NATO backs using AWACS to help US in anti-ISIL fight

NATO backs using AWACS to help US in anti-ISIL fight

BRUSSELS - Agence France-Presse

REUTERS photo

NATO has agreed “in principle” to a U.S. request to deploy AWACS air surveillance aircraft to help out in the fight against the Islamic State of Iraq and the Levant (ISIL), its chief Jens Stoltenberg said on Feb. 11.

The NATO planes would not be directly involved in monitoring the jihadist group, but would instead fill in for U.S. planes that would be re-tasked to gather intelligence over Iraq and Syria.

“We agreed in principle to use NATO AWACS surveillance planes to backfill national AWACS capabilities,” Stoltenberg said.  

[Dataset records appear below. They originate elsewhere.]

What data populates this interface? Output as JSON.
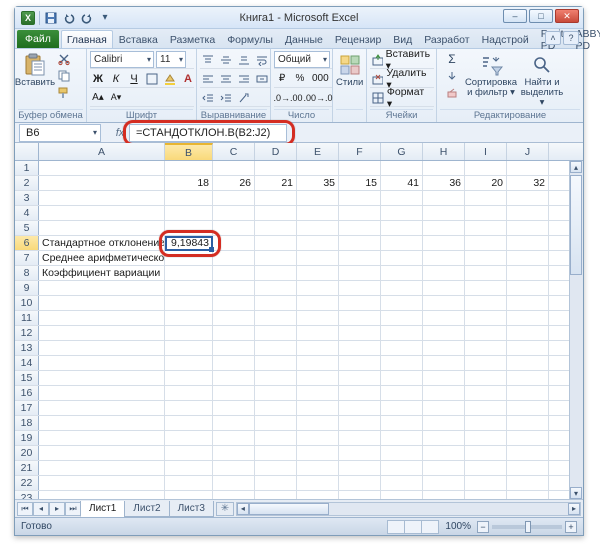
{
  "title": "Книга1 - Microsoft Excel",
  "tabs": {
    "file": "Файл",
    "items": [
      "Главная",
      "Вставка",
      "Разметка",
      "Формулы",
      "Данные",
      "Рецензир",
      "Вид",
      "Разработ",
      "Надстрой",
      "Foxit PD",
      "ABBYY PD"
    ],
    "active": 0
  },
  "ribbon": {
    "clipboard": {
      "paste": "Вставить",
      "label": "Буфер обмена"
    },
    "font": {
      "name": "Calibri",
      "size": "11",
      "label": "Шрифт"
    },
    "align": {
      "label": "Выравнивание"
    },
    "number": {
      "format": "Общий",
      "label": "Число"
    },
    "styles": {
      "styles": "Стили",
      "label": ""
    },
    "cells": {
      "insert": "Вставить ▾",
      "delete": "Удалить ▾",
      "format": "Формат ▾",
      "label": "Ячейки"
    },
    "editing": {
      "sort": "Сортировка",
      "sort2": "и фильтр ▾",
      "find": "Найти и",
      "find2": "выделить ▾",
      "label": "Редактирование"
    }
  },
  "namebox": "B6",
  "formula": "=СТАНДОТКЛОН.В(B2:J2)",
  "columns": [
    "A",
    "B",
    "C",
    "D",
    "E",
    "F",
    "G",
    "H",
    "I",
    "J"
  ],
  "grid": {
    "row2": [
      "",
      "18",
      "26",
      "21",
      "35",
      "15",
      "41",
      "36",
      "20",
      "32"
    ],
    "row6": [
      "Стандартное отклонение",
      "9,19843",
      "",
      "",
      "",
      "",
      "",
      "",
      "",
      ""
    ],
    "row7": [
      "Среднее арифметическое",
      "",
      "",
      "",
      "",
      "",
      "",
      "",
      "",
      ""
    ],
    "row8": [
      "Коэффициент вариации",
      "",
      "",
      "",
      "",
      "",
      "",
      "",
      "",
      ""
    ]
  },
  "sheets": [
    "Лист1",
    "Лист2",
    "Лист3"
  ],
  "status": {
    "ready": "Готово",
    "zoom": "100%"
  },
  "win": {
    "min": "–",
    "max": "□",
    "close": "✕"
  },
  "chart_data": null
}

“This is in response to the U.S. request. Our military planners are now working out the details. The decision will increase the ability of the coalition to degrade and destroy the terrorist group ISIL,” he added.

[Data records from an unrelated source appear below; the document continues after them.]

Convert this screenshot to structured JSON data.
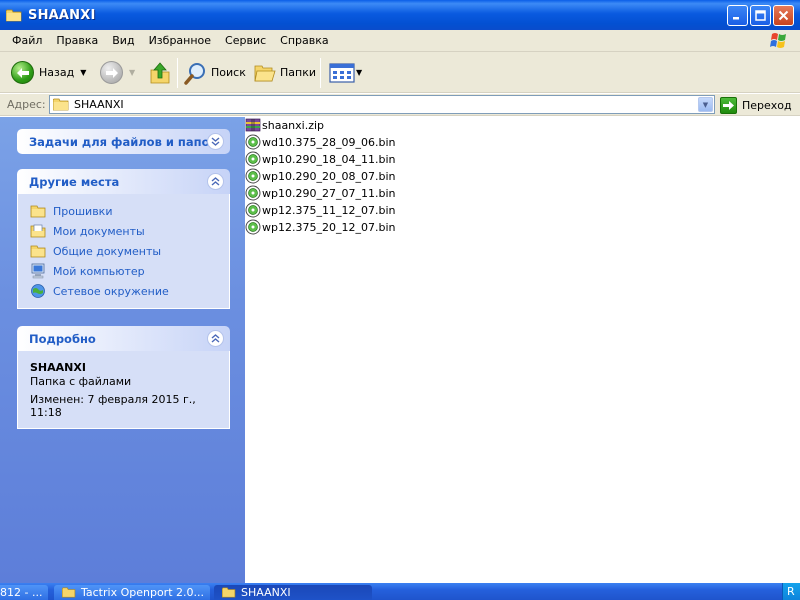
{
  "window": {
    "title": "SHAANXI"
  },
  "menu": {
    "items": [
      "Файл",
      "Правка",
      "Вид",
      "Избранное",
      "Сервис",
      "Справка"
    ]
  },
  "toolbar": {
    "back_label": "Назад",
    "search_label": "Поиск",
    "folders_label": "Папки"
  },
  "address": {
    "label": "Адрес:",
    "value": "SHAANXI",
    "go_label": "Переход"
  },
  "tasks_panel": {
    "title": "Задачи для файлов и папок"
  },
  "places_panel": {
    "title": "Другие места",
    "items": [
      {
        "label": "Прошивки",
        "icon": "folder-icon"
      },
      {
        "label": "Мои документы",
        "icon": "my-documents-icon"
      },
      {
        "label": "Общие документы",
        "icon": "folder-icon"
      },
      {
        "label": "Мой компьютер",
        "icon": "my-computer-icon"
      },
      {
        "label": "Сетевое окружение",
        "icon": "network-icon"
      }
    ]
  },
  "details_panel": {
    "title": "Подробно",
    "name": "SHAANXI",
    "type": "Папка с файлами",
    "modified": "Изменен: 7 февраля 2015 г., 11:18"
  },
  "files": [
    {
      "name": "shaanxi.zip",
      "icon": "zip-archive-icon"
    },
    {
      "name": "wd10.375_28_09_06.bin",
      "icon": "bin-file-icon"
    },
    {
      "name": "wp10.290_18_04_11.bin",
      "icon": "bin-file-icon"
    },
    {
      "name": "wp10.290_20_08_07.bin",
      "icon": "bin-file-icon"
    },
    {
      "name": "wp10.290_27_07_11.bin",
      "icon": "bin-file-icon"
    },
    {
      "name": "wp12.375_11_12_07.bin",
      "icon": "bin-file-icon"
    },
    {
      "name": "wp12.375_20_12_07.bin",
      "icon": "bin-file-icon"
    }
  ],
  "taskbar": {
    "buttons": [
      {
        "label": "812 - ..."
      },
      {
        "label": "Tactrix Openport 2.0..."
      },
      {
        "label": "SHAANXI"
      }
    ],
    "tray_text": "R"
  },
  "colors": {
    "accent": "#215dc6",
    "titlebar": "#0a5ae0",
    "panel_bg": "#d6dff7"
  }
}
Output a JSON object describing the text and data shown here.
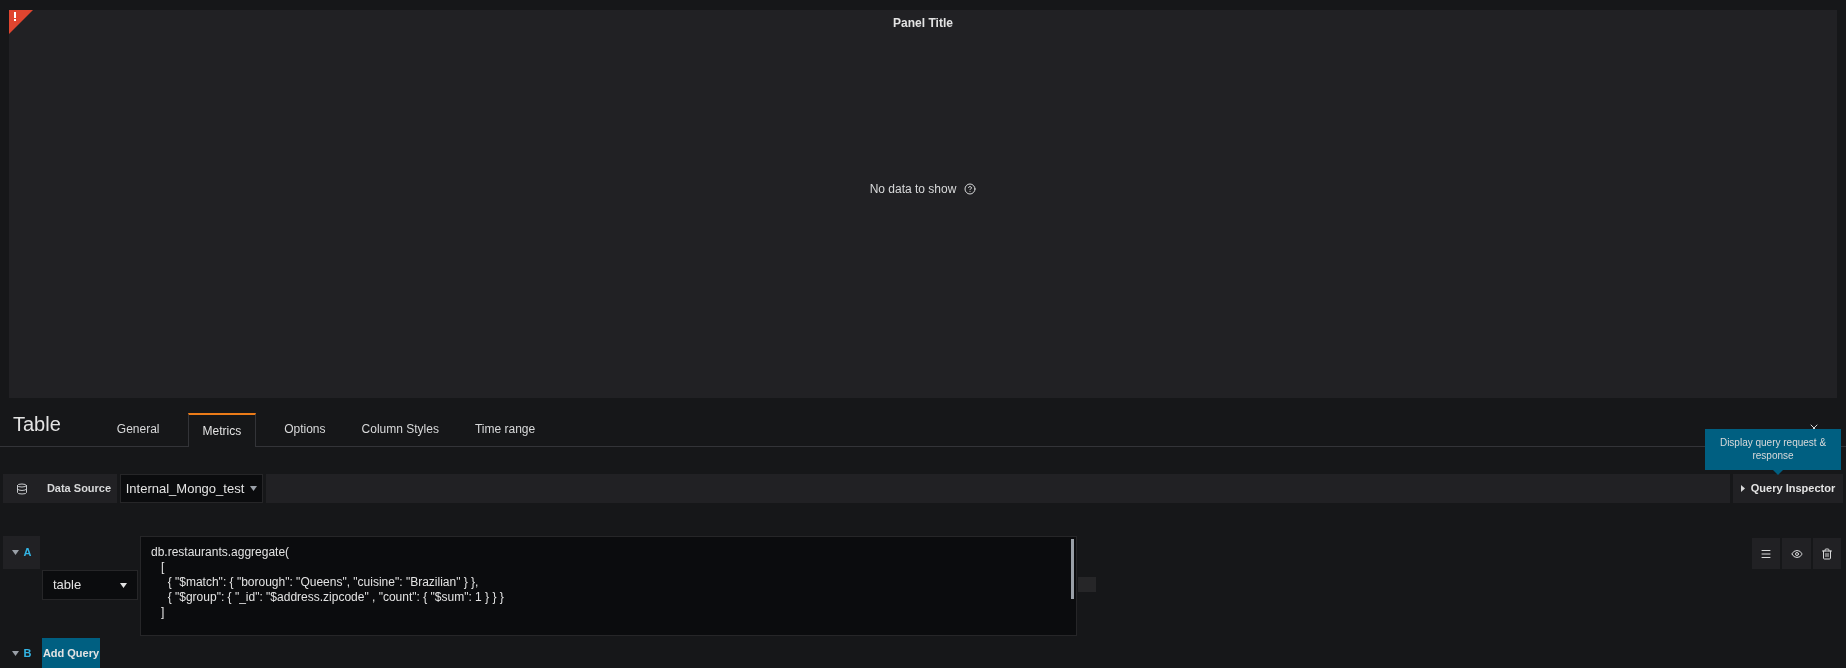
{
  "panel": {
    "title": "Panel Title",
    "alert": true,
    "message": "No data to show"
  },
  "editor": {
    "title": "Table",
    "tabs": [
      {
        "label": "General",
        "selected": false
      },
      {
        "label": "Metrics",
        "selected": true
      },
      {
        "label": "Options",
        "selected": false
      },
      {
        "label": "Column Styles",
        "selected": false
      },
      {
        "label": "Time range",
        "selected": false
      }
    ]
  },
  "datasource": {
    "label": "Data Source",
    "value": "Internal_Mongo_test",
    "inspector": "Query Inspector",
    "tooltip": "Display query request & response"
  },
  "queries": [
    {
      "ref": "A",
      "expanded": true,
      "format": "table",
      "code": [
        "db.restaurants.aggregate(",
        "   [",
        "     { \"$match\": { \"borough\": \"Queens\", \"cuisine\": \"Brazilian\" } },",
        "     { \"$group\": { \"_id\": \"$address.zipcode\" , \"count\": { \"$sum\": 1 } } }",
        "   ]"
      ]
    },
    {
      "ref": "B",
      "expanded": true
    }
  ],
  "add_query": "Add Query"
}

NATO has few military assets of its own, providing the umbrella command structure for the 28 member states, but in the 1980s they agreed to establish an AWACS (Airborne Warning and Control System) unit to counter the then Soviet threat.

The AWACS unit has more than 20 planes capable of monitoring activity, principally in the air but also on the ground, within a radius of some 400 kilometers to warn of threats and coordinate a response.